BVerwG-Präsident regt Änderung des Asylprozessrechts an

Der Präsident des Bundesverwaltungsgerichts Klaus Rennert regt vor dem Hintergrund der "dramatischen" Zunahme asylrechtlicher Streitigkeiten eine Änderung des Asylprozessrechts an. Auch gelte es, die Verwaltungsgerichte personell und sachlich besser auszustatten.

Bisherige personelle Aufstockungen nicht ausreichend

Rennert führte am 26.01.2018 anlässlich der 24. Jahresarbeitstagung Verwaltungsrecht des deutschen Anwaltsinstituts in Leipzig aus, die Eingangszahlen in Asylsachen bei den 51 Verwaltungsgerichten seien von gut 45.000 im Jahr 2014 auf 400.000 im Jahr 2017 gestiegen. Sie machten mittlerweile etwa drei Viertel der Gesamtbelastung der Verwaltungsgerichte aus. Die überbordenden Eingangszahlen im Asylbereich verstopften die Gerichte und verlängerten die Laufzeiten der Verfahren nicht nur im Asylbereich. Zwar hätten die Länder die Zahl der Richterstellen in den vergangenen zwei Jahren erhöht.
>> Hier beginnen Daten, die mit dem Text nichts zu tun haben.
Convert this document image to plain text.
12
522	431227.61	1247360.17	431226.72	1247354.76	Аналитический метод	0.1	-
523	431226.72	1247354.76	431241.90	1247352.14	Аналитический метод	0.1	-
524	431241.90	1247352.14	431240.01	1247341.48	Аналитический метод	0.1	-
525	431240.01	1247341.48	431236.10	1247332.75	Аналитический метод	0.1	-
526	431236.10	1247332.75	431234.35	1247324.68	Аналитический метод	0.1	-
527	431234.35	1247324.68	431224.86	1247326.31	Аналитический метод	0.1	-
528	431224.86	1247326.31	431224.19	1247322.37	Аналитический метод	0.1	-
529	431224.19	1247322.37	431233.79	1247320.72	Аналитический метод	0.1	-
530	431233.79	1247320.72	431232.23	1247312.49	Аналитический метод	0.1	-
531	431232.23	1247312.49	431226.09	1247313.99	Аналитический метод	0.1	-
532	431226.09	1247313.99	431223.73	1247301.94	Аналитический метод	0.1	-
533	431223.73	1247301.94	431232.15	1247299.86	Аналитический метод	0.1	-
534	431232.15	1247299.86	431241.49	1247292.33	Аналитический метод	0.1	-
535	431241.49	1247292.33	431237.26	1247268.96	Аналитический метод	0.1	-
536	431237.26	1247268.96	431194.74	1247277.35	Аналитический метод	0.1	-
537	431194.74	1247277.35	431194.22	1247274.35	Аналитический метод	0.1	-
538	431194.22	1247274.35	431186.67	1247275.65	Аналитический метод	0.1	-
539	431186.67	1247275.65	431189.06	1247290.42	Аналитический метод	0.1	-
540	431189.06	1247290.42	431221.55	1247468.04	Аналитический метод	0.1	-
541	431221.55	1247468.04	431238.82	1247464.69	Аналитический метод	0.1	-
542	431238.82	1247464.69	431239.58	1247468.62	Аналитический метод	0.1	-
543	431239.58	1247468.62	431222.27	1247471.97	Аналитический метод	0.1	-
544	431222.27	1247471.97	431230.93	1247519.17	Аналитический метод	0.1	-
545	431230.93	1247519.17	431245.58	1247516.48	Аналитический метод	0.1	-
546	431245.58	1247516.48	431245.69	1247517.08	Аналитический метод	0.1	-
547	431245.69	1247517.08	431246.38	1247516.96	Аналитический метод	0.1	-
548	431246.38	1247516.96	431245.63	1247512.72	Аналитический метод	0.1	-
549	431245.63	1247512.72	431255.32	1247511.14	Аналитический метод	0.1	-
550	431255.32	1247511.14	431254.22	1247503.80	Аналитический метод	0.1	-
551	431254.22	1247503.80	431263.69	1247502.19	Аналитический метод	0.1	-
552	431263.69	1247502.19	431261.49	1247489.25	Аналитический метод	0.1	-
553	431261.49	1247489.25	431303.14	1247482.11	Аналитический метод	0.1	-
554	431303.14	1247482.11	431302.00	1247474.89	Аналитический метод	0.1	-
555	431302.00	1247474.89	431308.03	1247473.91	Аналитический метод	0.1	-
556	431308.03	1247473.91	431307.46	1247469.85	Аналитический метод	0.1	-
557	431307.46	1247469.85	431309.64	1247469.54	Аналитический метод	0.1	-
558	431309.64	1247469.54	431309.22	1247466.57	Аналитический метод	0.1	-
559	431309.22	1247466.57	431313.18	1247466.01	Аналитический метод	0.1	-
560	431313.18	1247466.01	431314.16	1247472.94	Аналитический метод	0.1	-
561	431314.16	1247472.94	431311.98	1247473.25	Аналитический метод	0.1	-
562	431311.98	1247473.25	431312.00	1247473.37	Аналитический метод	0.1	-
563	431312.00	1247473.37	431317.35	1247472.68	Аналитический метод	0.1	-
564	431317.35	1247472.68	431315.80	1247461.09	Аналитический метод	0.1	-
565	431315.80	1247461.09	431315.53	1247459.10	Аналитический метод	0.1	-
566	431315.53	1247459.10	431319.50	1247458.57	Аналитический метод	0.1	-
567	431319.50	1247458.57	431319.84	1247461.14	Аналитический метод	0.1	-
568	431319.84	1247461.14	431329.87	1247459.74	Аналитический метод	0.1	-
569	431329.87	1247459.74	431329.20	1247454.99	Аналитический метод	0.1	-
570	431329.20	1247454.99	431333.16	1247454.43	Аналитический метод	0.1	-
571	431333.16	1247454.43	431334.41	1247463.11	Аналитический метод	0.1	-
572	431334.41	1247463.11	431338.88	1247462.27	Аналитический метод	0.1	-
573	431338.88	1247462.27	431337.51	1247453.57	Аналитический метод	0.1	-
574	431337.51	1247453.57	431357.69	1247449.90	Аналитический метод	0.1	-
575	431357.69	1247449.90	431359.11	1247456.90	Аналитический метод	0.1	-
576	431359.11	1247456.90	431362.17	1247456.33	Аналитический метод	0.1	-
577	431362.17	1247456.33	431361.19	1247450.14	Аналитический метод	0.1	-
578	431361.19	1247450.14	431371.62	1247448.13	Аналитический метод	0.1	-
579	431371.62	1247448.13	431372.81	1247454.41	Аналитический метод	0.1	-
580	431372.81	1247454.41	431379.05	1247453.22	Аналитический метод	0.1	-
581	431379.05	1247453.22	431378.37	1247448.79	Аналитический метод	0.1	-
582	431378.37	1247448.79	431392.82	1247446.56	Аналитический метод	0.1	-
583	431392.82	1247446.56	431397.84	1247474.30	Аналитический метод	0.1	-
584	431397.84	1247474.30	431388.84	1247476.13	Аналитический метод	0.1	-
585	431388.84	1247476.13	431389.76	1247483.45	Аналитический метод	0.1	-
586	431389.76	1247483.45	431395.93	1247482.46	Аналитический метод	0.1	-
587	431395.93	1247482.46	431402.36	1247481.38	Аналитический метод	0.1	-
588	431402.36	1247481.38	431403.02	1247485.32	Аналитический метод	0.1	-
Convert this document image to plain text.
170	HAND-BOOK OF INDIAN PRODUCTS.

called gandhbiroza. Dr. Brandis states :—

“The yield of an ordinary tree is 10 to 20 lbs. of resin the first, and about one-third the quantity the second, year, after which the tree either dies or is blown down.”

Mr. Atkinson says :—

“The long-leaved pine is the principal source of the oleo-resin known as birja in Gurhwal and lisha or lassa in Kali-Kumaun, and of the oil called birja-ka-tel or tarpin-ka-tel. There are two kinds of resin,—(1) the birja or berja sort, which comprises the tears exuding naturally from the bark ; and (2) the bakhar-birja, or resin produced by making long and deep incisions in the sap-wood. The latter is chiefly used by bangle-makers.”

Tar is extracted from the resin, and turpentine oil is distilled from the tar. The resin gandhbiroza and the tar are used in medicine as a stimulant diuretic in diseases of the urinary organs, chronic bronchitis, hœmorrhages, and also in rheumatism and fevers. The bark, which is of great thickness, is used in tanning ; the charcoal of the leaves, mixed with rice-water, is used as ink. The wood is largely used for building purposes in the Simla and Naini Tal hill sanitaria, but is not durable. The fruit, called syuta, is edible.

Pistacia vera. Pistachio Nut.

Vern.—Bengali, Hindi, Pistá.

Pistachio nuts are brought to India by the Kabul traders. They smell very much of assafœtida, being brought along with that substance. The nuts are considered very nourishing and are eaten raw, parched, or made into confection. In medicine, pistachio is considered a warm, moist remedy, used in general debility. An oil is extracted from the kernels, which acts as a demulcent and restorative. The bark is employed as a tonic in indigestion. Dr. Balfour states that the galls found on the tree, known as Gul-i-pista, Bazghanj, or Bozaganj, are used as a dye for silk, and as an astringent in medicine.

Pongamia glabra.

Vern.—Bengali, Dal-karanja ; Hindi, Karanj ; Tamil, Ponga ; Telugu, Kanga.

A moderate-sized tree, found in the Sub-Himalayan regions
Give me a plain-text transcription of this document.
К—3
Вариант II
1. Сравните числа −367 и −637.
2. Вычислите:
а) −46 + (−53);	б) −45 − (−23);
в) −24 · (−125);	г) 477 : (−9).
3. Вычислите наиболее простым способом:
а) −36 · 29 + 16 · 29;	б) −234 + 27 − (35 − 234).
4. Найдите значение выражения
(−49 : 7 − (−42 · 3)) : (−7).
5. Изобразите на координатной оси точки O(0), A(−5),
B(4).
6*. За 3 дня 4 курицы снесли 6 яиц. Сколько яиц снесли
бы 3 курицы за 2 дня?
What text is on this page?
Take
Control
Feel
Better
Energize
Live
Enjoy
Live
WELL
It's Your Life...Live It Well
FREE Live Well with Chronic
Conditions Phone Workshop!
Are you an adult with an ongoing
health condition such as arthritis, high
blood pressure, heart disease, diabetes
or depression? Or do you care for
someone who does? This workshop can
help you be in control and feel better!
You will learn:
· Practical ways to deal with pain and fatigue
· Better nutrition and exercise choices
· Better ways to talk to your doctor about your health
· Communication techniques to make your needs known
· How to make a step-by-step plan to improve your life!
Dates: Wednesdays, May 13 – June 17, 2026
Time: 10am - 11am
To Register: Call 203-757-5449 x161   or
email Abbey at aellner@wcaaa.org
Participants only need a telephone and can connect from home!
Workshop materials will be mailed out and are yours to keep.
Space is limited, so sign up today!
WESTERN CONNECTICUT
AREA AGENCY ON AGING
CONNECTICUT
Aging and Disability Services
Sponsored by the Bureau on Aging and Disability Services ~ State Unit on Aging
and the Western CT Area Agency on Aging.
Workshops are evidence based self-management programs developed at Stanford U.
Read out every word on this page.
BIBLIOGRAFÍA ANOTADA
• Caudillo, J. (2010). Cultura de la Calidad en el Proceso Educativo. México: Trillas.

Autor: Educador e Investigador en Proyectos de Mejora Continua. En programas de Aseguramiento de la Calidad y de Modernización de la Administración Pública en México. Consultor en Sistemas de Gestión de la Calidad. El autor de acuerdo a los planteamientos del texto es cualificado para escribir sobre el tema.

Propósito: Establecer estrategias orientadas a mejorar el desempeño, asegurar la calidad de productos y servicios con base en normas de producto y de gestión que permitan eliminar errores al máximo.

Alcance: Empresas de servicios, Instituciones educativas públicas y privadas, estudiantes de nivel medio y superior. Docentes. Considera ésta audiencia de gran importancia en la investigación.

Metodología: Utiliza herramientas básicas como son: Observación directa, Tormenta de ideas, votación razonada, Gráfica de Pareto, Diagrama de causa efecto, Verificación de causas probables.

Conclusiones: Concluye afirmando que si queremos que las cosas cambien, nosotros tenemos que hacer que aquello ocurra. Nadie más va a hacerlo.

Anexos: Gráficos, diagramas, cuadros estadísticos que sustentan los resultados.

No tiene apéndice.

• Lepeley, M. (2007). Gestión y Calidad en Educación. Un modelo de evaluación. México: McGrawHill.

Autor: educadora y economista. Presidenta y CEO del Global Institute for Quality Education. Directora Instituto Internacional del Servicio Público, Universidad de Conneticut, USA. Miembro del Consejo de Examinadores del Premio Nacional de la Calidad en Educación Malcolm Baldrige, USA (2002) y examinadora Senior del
Allerdings stehe der Zunahme an Verfahrenseingängen in diesem Zeitraum um 120% eine Zunahme an Vollzeitstellen für Richter um lediglich 15% gegenüber. Die Verfahrenszahl je Richter habe sich demzufolge von 143 im Jahr 2011 bis heute mehr als verdoppelt. Zudem werde es immer schwieriger, geeigneten Richternachwuchs zu gewinnen.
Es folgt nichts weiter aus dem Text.